Government interventions in the construction market must avoid perpetuating a broken model

Mark Farmer new 2020

The future for construction is looking pretty precarious at the moment. It does not take a rocket scientist to work out that with a Bank of England forecast of 14% GDP contraction, 8% unemployment and a record breaking low PMI purchaser confidence index we are in for a rocky ride.

Current focus has been on re-opening suspended construction sites and addressing what has become an emotive issue of trading off worker/public safety against a desire to continue to work and avoid a business sector catastrophe.

Unfortunately the site productivity, labour and material supply issues related to continuing with committed construction work are the tip of the iceberg when it comes to the longer-term ramifications of the covid-19 crisis. Economic confidence has been shot to pieces and this will require government intervention to ensure construction has some form of safety net from what could be an unprecedented capacity shrinkage.

Economic confidence has been shot to pieces and this will require government intervention to ensure construction has some form of safety net

The government needs to think seriously about the shape and form of the interventions it makes. Some of these are already visible such as the commitment to accelerated spend such as early HS2 civils packages and further design work. There is already a programme of social and economic infrastructure investment to ensure some demand is pumped into the sector, and this may well be increased.

As with all downturns the real danger is to default to a ‘route 1’ approach which perpetuates a broken model to deploy tax-payer support and deliver built assets. In the housing sector, further Help to Buy funding, government unsold stock acquisition programmes or other supply side grant funding or investment initiatives that are not conditioned on delivering better quality and holistic outcomes would be classic examples of such a mistake.

The political and economic agenda ahead has to focus on a good recovery not any old recovery. When the chips are down certain quarters of our industry will push back on red tape and over-regulation. It is crystal clear we need to make processes such as planning and procurement more efficient not through relaxation of standards but technology enablement and simplification of process. This is not about lowering the bar and society is now expecting more from the built environment than ever before.

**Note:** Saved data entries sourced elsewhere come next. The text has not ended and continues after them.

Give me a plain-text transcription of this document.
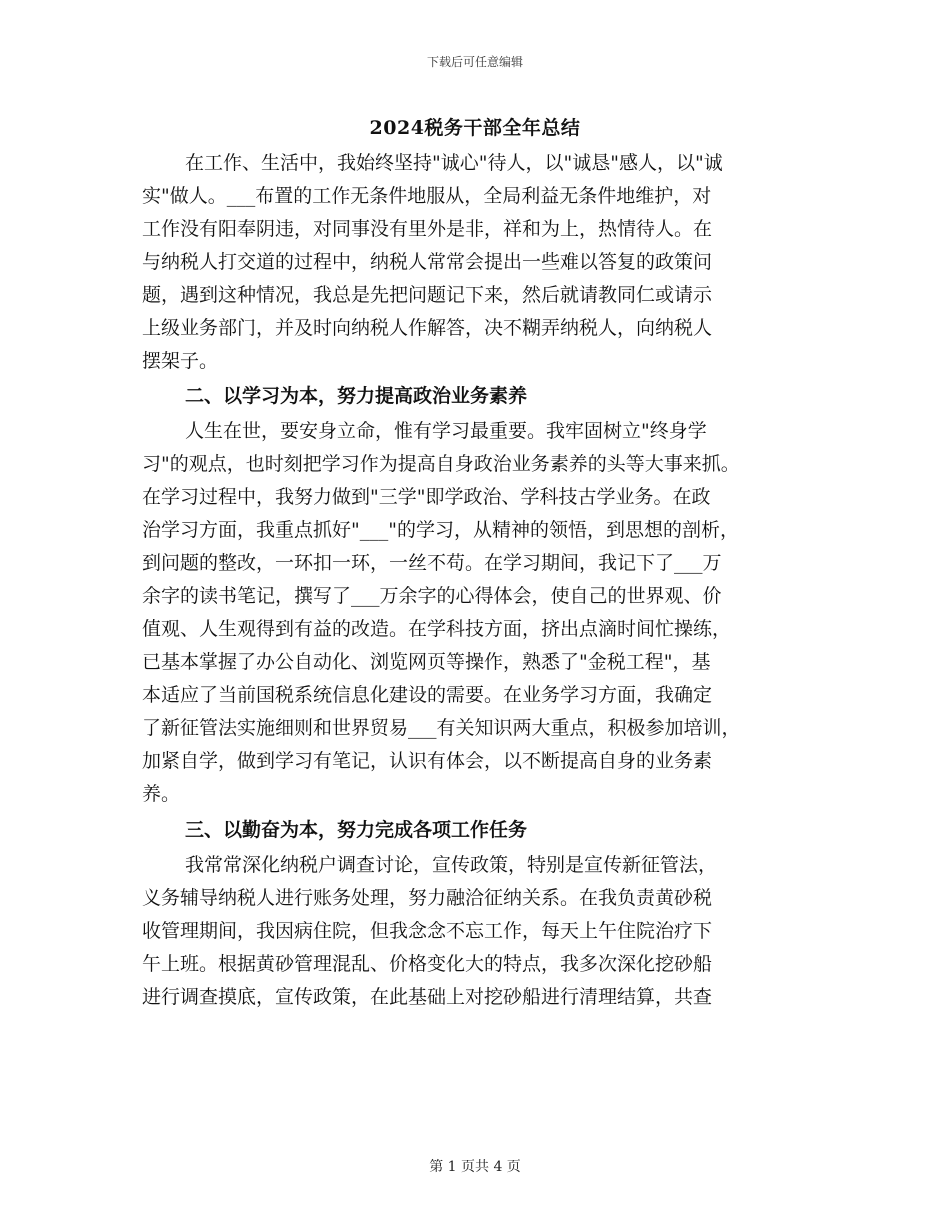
下载后可任意编辑
2024税务干部全年总结
在工作、生活中，我始终坚持"诚心"待人，以"诚恳"感人，以"诚
实"做人。___布置的工作无条件地服从，全局利益无条件地维护，对
工作没有阳奉阴违，对同事没有里外是非，祥和为上，热情待人。在
与纳税人打交道的过程中，纳税人常常会提出一些难以答复的政策问
题，遇到这种情况，我总是先把问题记下来，然后就请教同仁或请示
上级业务部门，并及时向纳税人作解答，决不糊弄纳税人，向纳税人
摆架子。
二、以学习为本，努力提高政治业务素养
人生在世，要安身立命，惟有学习最重要。我牢固树立"终身学
习"的观点，也时刻把学习作为提高自身政治业务素养的头等大事来抓。
在学习过程中，我努力做到"三学"即学政治、学科技古学业务。在政
治学习方面，我重点抓好"___"的学习，从精神的领悟，到思想的剖析，
到问题的整改，一环扣一环，一丝不苟。在学习期间，我记下了___万
余字的读书笔记，撰写了___万余字的心得体会，使自己的世界观、价
值观、人生观得到有益的改造。在学科技方面，挤出点滴时间忙操练，
已基本掌握了办公自动化、浏览网页等操作，熟悉了"金税工程"，基
本适应了当前国税系统信息化建设的需要。在业务学习方面，我确定
了新征管法实施细则和世界贸易___有关知识两大重点，积极参加培训，
加紧自学，做到学习有笔记，认识有体会，以不断提高自身的业务素
养。
三、以勤奋为本，努力完成各项工作任务
我常常深化纳税户调查讨论，宣传政策，特别是宣传新征管法，
义务辅导纳税人进行账务处理，努力融洽征纳关系。在我负责黄砂税
收管理期间，我因病住院，但我念念不忘工作，每天上午住院治疗下
午上班。根据黄砂管理混乱、价格变化大的特点，我多次深化挖砂船
进行调查摸底，宣传政策，在此基础上对挖砂船进行清理结算，共查
第 1 页共 4 页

That does mean we need to better regulate for decarbonising our built environment. It does mean ºÚ¶´ÉçÇø Regulations need to control and incentivise better processes and competent workers that restore public confidence in delivering safe buildings, and it does mean we need to promote design, placemaking and technical quality, not dilute it through promoting a false dialogue about it costing more (the implication being less profits).

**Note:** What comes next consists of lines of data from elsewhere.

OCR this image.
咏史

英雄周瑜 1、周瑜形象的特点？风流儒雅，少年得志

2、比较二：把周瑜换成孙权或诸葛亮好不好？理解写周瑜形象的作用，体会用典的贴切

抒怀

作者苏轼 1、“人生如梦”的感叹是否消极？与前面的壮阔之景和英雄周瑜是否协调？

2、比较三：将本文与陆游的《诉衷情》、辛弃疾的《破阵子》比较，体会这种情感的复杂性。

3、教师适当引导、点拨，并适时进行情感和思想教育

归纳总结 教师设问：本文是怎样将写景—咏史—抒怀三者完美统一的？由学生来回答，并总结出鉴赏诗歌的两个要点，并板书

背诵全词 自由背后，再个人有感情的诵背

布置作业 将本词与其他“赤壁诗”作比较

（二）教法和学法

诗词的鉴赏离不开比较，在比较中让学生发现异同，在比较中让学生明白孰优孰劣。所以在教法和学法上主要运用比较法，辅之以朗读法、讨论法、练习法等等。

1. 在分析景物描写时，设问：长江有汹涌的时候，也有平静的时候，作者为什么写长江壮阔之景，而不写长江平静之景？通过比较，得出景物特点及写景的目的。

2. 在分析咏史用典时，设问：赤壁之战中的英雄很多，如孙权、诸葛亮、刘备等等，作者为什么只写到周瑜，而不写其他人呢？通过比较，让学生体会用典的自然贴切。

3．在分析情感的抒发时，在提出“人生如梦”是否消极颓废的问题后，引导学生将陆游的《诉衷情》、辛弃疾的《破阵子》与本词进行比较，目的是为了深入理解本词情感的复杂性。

Promoting business as usual now would be a Luddite philosophy that threatens our entire sector’s future. We need to build for the long term and change thinking that says the route to winning more work in a demand constrained market is to bid below cost and deal with the consequences later rather than fund sustainable margin and cheaper pricing through new business models that promote efficiency and integrated planning. I am afraid this time around the Modernise or Die choice will become more apposite then ever.

It would not be too difficult to bring central, regional and local government together with housing associations and private enterprise to drive a ‘Homes for Heroes’ type initiative

Now is also the time to build longer-term delivery resilience by reducing dependence on site labour. The gradual shift to increasing pe-manufactured value (PMV) through a combination of the (MMC) will be under the spotlight like never before. The ability to build robust and integrated materials and labour supply chains will be scrutinised heavily and will challenge accepted wisdom in terms of flexibility and subcontract devolvement of responsibility. This might force collaborations and partnerships that we have not seen before to finally address the huge fragmentation we suffer from. It will also challenge accepted procurement models and it will change business and delivery model thinking from ‘contracting’ and ‘building’ to ‘integration’ and ‘assembly’.

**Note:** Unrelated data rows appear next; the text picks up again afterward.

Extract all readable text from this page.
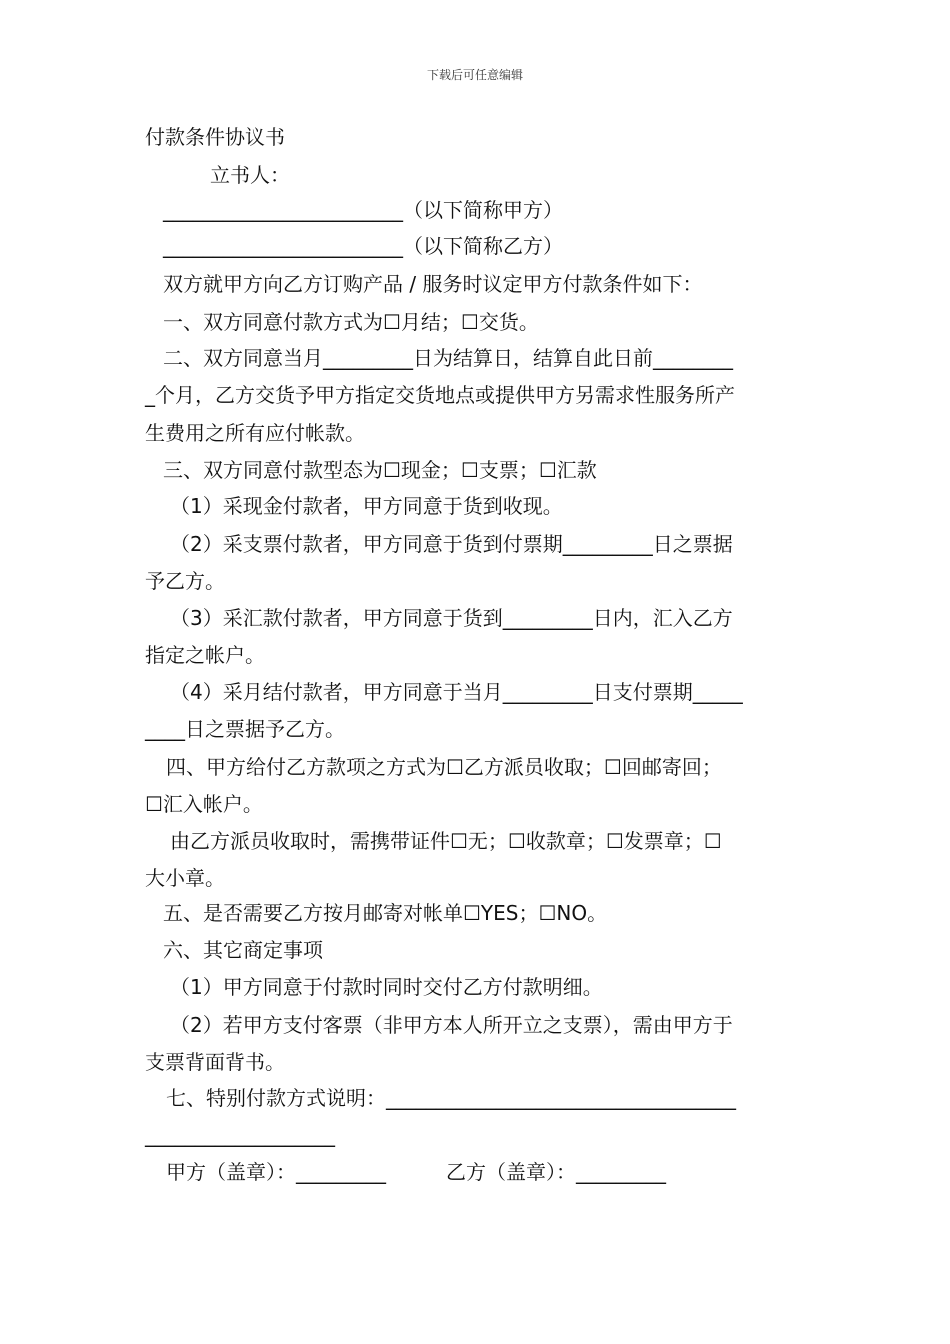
下载后可任意编辑
付款条件协议书
立书人：
________________________（以下简称甲方）
________________________（以下简称乙方）
双方就甲方向乙方订购产品 / 服务时议定甲方付款条件如下：
一、双方同意付款方式为☐月结；☐交货。
二、双方同意当月_________日为结算日，结算自此日前________
_个月，乙方交货予甲方指定交货地点或提供甲方另需求性服务所产
生费用之所有应付帐款。
三、双方同意付款型态为☐现金；☐支票；☐汇款
（1）采现金付款者，甲方同意于货到收现。
（2）采支票付款者，甲方同意于货到付票期_________日之票据
予乙方。
（3）采汇款付款者，甲方同意于货到_________日内，汇入乙方
指定之帐户。
（4）采月结付款者，甲方同意于当月_________日支付票期_____
____日之票据予乙方。
四、甲方给付乙方款项之方式为☐乙方派员收取；☐回邮寄回；
☐汇入帐户。
由乙方派员收取时，需携带证件☐无；☐收款章；☐发票章；☐
大小章。
五、是否需要乙方按月邮寄对帐单☐YES；☐NO。
六、其它商定事项
（1）甲方同意于付款时同时交付乙方付款明细。
（2）若甲方支付客票（非甲方本人所开立之支票），需由甲方于
支票背面背书。
七、特别付款方式说明：___________________________________
___________________
甲方（盖章）：_________　　　乙方（盖章）：_________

So now is the time to amplify not diminish government’s commitment to the 10 pillars of its industrial strategy, ambitions centered on procurement, productivity, skills, R&D, technology, clean growth and the like.

Beyond the government’s commitments to social and economic infrastructure, in the residential sector that I work in, there is the potential for a simple but neat ‘big idea’ to capture what seems to be a unified public and political mood of support in this country. It would not be too difficult to bring central, regional and local government together with housing associations and private enterprise to drive a ‘Homes for Heroes’ type initiative.

Underpinned by a grand coalition of apolitical unity and purpose, it would be aimed at delivering homes to the much broader definition of key workers who have helped us get through the covid -19 crisis. These would be affordable, quality homes, meeting all the carbon, safety and quality ambitions highlighted above, delivered across a variety of rental, ownership and hybrid tenures but all at an acceptable price point. Funded, planned for and procured as a major programme with central and devolved government and Homes England support, it would utilise the very best in scalable innovation and technology.

What a simple way to make sure this crisis can ultimately lead to a positive legacy, for our industry and society – expect to hear more about this in the near future.

Mark Farmer is CEO of Cast Consultancy & UK MMC Champion for Homebuilding.